Pick what you're adjusting — chlorine, pH, total alkalinity, cyanuric acid (stabilizer), or salt — enter your pool's volume in gallons and your current test reading, and you'll get the exact amount to add for your water, not a generic chart figure. Don't know your gallons? For a rectangular pool, multiply length × width × average depth (in feet) × 7.5. A rough number is fine for dosing.
Overshooting a chemical correction is harder to undo than undershooting it — too much acid can crash your pH, too much chlorine means waiting to swim. Every dose here rounds down, and large corrections split into "add about two-thirds, circulate, retest, then finish." One extra test, far less risk of a chemistry swing you have to reverse.
A green pool is almost always an algae bloom from low or interrupted chlorine. The fix is order-dependent: net out debris and brush the walls and floor, correct pH first if it's above 7.8 (chlorine works poorly at high pH), then shock with chlorine sized to your volume and how green the water is, running the filter 24/7 and retesting every 12–24 hours. Green Pool Rescue mode above gives you the exact initial shock, a shopping list sized for the whole cleanup, and the full step order. For the rigorous enthusiast method, Trouble Free Pool's SLAM process is the gold standard; this is the simplified guided version.
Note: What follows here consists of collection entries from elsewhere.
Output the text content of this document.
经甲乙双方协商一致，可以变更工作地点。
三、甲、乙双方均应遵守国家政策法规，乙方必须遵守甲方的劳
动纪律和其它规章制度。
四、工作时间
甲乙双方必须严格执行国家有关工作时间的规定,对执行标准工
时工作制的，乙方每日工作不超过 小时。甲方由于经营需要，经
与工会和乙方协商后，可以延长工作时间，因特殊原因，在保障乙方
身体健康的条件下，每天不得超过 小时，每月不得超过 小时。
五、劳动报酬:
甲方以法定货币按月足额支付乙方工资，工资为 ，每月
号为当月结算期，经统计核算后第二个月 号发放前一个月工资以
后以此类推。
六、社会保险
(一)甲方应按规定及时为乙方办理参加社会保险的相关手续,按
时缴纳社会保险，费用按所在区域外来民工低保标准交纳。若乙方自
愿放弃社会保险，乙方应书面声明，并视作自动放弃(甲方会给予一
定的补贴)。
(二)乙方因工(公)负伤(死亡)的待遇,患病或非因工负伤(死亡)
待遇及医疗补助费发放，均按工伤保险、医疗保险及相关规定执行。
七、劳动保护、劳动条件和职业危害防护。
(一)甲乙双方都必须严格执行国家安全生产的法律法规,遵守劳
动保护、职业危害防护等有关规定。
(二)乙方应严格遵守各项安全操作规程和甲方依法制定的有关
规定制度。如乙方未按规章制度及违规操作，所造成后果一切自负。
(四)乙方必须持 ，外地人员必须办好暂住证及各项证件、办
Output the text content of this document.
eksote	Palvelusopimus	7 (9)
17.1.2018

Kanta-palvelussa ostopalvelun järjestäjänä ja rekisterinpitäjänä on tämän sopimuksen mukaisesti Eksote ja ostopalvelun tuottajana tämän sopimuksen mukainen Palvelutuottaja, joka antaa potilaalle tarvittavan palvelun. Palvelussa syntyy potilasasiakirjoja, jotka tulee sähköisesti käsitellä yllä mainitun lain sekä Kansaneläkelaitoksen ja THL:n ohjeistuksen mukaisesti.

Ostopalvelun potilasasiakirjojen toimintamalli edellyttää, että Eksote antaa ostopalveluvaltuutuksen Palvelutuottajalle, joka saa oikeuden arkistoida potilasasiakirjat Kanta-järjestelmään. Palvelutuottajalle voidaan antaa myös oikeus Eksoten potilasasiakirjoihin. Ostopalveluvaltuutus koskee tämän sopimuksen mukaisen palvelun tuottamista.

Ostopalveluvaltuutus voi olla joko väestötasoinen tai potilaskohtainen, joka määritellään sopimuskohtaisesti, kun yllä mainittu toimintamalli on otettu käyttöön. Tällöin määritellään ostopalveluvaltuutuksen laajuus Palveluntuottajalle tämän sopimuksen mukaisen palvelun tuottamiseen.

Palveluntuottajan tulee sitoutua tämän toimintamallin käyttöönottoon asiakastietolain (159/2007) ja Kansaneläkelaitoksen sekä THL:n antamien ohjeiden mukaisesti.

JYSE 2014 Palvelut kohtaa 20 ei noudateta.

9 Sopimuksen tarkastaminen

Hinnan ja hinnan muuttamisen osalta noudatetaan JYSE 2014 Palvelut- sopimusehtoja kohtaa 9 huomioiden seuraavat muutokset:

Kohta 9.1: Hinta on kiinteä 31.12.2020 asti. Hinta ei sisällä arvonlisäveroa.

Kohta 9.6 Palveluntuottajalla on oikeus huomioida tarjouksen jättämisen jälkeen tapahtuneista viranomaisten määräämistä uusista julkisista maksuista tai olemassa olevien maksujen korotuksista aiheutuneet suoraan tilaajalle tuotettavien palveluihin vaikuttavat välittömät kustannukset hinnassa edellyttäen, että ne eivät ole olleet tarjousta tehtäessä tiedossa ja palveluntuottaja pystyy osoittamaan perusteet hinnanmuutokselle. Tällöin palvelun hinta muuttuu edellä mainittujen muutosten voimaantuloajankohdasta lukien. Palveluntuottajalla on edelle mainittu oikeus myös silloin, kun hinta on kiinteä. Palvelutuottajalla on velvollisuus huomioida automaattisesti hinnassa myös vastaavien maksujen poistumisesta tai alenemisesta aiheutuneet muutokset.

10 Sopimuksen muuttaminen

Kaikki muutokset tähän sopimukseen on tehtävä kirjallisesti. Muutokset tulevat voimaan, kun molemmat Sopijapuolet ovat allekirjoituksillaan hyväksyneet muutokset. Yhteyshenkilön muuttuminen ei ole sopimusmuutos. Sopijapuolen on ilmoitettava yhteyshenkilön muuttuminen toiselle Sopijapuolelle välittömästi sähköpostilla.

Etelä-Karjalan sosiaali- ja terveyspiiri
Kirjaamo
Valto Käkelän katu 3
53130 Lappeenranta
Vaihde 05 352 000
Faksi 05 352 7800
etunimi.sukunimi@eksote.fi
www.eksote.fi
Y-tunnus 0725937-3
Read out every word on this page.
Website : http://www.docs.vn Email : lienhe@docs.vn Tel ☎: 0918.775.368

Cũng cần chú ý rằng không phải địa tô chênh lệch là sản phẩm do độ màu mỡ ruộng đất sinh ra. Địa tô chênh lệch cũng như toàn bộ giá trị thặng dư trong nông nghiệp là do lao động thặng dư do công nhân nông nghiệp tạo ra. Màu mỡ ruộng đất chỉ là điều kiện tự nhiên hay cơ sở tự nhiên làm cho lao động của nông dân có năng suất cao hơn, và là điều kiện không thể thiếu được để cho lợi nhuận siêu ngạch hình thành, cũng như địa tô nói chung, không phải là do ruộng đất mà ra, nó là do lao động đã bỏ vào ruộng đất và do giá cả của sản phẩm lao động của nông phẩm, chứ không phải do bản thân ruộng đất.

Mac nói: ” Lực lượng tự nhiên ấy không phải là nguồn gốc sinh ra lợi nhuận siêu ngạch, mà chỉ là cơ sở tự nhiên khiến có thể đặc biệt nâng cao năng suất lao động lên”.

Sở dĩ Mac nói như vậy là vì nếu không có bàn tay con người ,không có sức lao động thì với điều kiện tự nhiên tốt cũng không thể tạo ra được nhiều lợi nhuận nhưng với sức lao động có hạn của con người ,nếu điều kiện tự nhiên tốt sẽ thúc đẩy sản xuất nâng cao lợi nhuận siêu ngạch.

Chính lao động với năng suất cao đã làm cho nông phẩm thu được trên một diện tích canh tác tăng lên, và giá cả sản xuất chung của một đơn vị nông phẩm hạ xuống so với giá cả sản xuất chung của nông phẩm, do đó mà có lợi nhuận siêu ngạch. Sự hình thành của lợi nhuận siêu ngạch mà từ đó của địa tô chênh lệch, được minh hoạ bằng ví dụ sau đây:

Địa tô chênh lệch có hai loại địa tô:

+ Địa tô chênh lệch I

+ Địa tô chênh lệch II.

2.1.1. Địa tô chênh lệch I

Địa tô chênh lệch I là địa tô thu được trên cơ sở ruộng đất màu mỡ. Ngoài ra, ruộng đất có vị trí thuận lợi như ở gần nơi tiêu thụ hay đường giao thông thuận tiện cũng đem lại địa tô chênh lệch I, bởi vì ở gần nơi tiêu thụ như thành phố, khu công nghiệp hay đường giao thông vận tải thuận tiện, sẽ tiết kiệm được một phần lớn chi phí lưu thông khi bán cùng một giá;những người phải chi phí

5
These are estimates from standard pool dosing chemistry — always follow the product label, and never mix chlorine and acid or add them at the same time. pH and alkalinity especially interact, so the calculator leans conservative and asks you to retest before re-dosing. When in doubt, add less and test again.
Chlorine (liquid, bleach, or cal-hypo), pH up and down, total alkalinity, cyanuric acid (stabilizer), and salt. Each mode takes your volume and current reading and returns the exact amount to add, with steps and safety notes.
Rectangular: length × width × average depth (ft) × 7.5. Round: diameter² × average depth × 5.9. A rough figure is fine for chemical dosing.
Overshooting is harder to undo than undershooting. Doses round down and large corrections split — add about two-thirds, retest, then finish — so you don't overshoot into a new problem.
They use standard pool dosing chemistry and are accurate as estimates for your entered volume and readings — but they're not a substitute for testing. Follow the product label and retest before adding more.